Detailed Narrative
Consolidated Performance: Stable Topline Amidst Mixed Cues
Kirloskar Brothers reported a stable Q2 FY26 with consolidated revenue at ₹1,028 crores. However, for the first half of the year, revenue saw a modest 3% YoY decline to ₹2,007 crores. Q2 EBITDA stood at ₹124 crores, translating to a 12% margin. Management attributed the year-on-year margin moderation primarily to changes in product mix and a significant forex revaluation impact, while emphasizing that underlying business fundamentals and volumes remain robust.
Standalone Business Hit by Jal Jeevan Mission (JJM) Headwinds
The standalone performance was notably affected by funding delays at the state level for the Jal Jeevan Mission. Despite the central government releasing funds, KBL has withheld dispatches to mitigate credit risk, which deferred revenue recognition. Management reiterated its strict commercial policy, ensuring zero receivable exposure from JJM. Despite this headwind, the standalone order book (excluding small pumps) remains healthy, growing 13% YoY to ₹2,127 crores.
International Business Shines with Strong Order Book Growth
The international business was a key growth driver, with its order book expanding 25% YoY to ₹1,289 crores. Performance was particularly strong in the US and Thailand, which grew 21% and 158% respectively in constant currency, largely due to the execution of orders deferred from previous quarters. South Africa also continued its strong run with 27% growth. This global diversification helped cushion the softness in the domestic standalone segment.

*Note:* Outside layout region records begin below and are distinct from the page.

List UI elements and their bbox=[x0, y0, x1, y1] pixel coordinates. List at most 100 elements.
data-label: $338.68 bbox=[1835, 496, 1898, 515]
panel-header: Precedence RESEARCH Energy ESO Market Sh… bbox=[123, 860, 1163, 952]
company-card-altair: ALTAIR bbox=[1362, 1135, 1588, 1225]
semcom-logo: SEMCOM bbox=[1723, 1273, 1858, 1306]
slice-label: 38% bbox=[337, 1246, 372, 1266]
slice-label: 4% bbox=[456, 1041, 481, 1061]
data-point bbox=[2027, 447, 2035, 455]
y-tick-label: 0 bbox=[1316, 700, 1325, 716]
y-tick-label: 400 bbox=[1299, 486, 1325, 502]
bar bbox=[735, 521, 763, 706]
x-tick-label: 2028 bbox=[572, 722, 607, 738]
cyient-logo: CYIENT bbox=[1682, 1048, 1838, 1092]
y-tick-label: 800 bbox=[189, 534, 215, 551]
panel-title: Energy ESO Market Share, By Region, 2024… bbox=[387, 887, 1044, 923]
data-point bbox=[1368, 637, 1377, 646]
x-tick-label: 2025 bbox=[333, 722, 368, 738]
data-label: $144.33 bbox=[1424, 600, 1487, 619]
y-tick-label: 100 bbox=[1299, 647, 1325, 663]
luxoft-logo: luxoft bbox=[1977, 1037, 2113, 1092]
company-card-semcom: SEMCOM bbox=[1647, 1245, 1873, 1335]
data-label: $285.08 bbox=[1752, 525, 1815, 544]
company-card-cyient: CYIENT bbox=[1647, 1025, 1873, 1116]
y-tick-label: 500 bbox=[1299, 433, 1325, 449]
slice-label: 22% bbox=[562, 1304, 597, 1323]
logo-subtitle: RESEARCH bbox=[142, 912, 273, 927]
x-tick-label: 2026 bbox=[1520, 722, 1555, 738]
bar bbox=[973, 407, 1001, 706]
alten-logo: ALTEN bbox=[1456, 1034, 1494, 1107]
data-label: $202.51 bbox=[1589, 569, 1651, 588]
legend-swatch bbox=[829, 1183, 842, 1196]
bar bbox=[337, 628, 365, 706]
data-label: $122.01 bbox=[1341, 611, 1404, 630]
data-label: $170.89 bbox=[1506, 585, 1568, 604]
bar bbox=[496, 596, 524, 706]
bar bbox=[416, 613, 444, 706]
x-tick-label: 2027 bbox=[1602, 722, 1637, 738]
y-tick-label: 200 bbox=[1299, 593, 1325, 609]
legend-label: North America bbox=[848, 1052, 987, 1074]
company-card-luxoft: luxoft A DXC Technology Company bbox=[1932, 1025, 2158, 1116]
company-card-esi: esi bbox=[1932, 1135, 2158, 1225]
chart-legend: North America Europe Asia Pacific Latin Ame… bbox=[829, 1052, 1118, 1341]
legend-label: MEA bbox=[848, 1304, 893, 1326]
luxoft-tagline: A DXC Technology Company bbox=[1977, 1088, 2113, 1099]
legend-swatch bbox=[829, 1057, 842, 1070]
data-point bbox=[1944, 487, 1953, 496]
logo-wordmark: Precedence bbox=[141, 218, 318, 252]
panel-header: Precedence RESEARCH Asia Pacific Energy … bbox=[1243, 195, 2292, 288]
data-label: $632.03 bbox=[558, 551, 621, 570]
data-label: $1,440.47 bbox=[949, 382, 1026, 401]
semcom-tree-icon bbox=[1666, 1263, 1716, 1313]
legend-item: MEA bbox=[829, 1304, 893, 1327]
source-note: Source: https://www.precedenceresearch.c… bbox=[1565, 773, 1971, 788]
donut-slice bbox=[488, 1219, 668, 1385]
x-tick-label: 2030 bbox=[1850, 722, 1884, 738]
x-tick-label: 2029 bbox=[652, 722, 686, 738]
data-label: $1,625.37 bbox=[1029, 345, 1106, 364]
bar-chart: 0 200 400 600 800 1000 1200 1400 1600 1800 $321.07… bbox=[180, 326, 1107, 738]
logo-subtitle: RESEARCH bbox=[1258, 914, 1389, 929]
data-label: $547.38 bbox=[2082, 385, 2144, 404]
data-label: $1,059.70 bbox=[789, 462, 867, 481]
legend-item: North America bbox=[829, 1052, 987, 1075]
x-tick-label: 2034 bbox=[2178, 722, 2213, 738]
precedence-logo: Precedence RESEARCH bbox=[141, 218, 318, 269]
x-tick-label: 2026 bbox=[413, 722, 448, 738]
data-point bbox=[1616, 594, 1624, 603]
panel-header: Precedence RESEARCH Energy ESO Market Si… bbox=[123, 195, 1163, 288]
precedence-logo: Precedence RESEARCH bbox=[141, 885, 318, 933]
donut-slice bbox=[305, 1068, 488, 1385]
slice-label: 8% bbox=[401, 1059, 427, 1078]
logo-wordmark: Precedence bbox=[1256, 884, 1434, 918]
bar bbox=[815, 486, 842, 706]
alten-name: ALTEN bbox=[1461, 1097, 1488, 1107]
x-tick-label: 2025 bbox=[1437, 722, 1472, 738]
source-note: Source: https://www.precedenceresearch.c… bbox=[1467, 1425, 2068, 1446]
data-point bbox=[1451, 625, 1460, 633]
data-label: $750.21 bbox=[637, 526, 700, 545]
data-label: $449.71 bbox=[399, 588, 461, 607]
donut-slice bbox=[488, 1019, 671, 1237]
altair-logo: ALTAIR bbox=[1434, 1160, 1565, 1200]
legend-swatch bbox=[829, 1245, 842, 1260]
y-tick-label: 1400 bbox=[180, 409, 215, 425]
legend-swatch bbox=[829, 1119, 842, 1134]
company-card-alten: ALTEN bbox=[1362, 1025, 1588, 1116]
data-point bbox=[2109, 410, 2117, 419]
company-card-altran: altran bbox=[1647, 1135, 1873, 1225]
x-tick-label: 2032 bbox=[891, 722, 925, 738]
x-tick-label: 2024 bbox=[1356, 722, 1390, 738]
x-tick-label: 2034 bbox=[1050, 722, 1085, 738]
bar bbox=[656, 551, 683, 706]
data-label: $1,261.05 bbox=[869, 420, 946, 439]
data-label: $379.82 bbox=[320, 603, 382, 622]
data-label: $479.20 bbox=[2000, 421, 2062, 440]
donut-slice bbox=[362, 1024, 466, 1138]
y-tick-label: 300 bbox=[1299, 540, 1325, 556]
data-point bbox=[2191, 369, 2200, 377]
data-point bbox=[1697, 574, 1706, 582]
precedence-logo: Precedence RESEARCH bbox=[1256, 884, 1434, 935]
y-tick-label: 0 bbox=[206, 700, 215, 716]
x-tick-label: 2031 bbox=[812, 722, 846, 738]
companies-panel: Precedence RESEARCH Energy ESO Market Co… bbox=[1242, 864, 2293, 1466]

UK Market Grapples with Structural Challenges
The UK operations faced headwinds from high energy prices (GBP 280/MWh), which has led to deindustrialization, particularly in the North. Key service contract customers in the chemical and petrochemical sectors are idling plants, reducing service revenue and impacting margins. While management is winning new contracts in the water and power sectors to compensate, they have guided for a margin recovery to double-digits to be a 'medium-term' prospect.
Significant Forex Volatility Impacts Profitability
Reported profitability was significantly impacted by forex volatility. Management quantified a mark-to-market loss of approximately GBP 1.8 million (around ₹20 crores) from currency movements, primarily the dollar's depreciation against the pound. An additional translation loss of $0.5 million was booked on dollar deposits held in its Euro-reporting Dutch subsidiary. Management clarified that on an operational level, the international business profit was stronger than the prior year.
Strategic Growth Drivers: Data Centers and Petroleum Pumps
Management highlighted data centers in the US as a key growth area, where KBL supplies modular fire and cooling systems, having executed 25-30 projects. Domestically, the company secured a breakthrough order for PetroTurbo pumps from IOC, entering a market dominated by two American players. With an estimated total addressable market of 25,000-30,000 pumps per year, this represents a significant long-term opportunity for import substitution.
Outlook Hinges on H2 Seasonality and Order Execution
Despite the muted H1, management expressed confidence in meeting its full-year double-digit growth aspirations. This optimism is rooted in a strong combined order book and the company's historical seasonality, where the second half typically accounts for 60-62% of annual revenue. The focus for the upcoming quarters will be on executing the robust order pipeline across both domestic and international markets.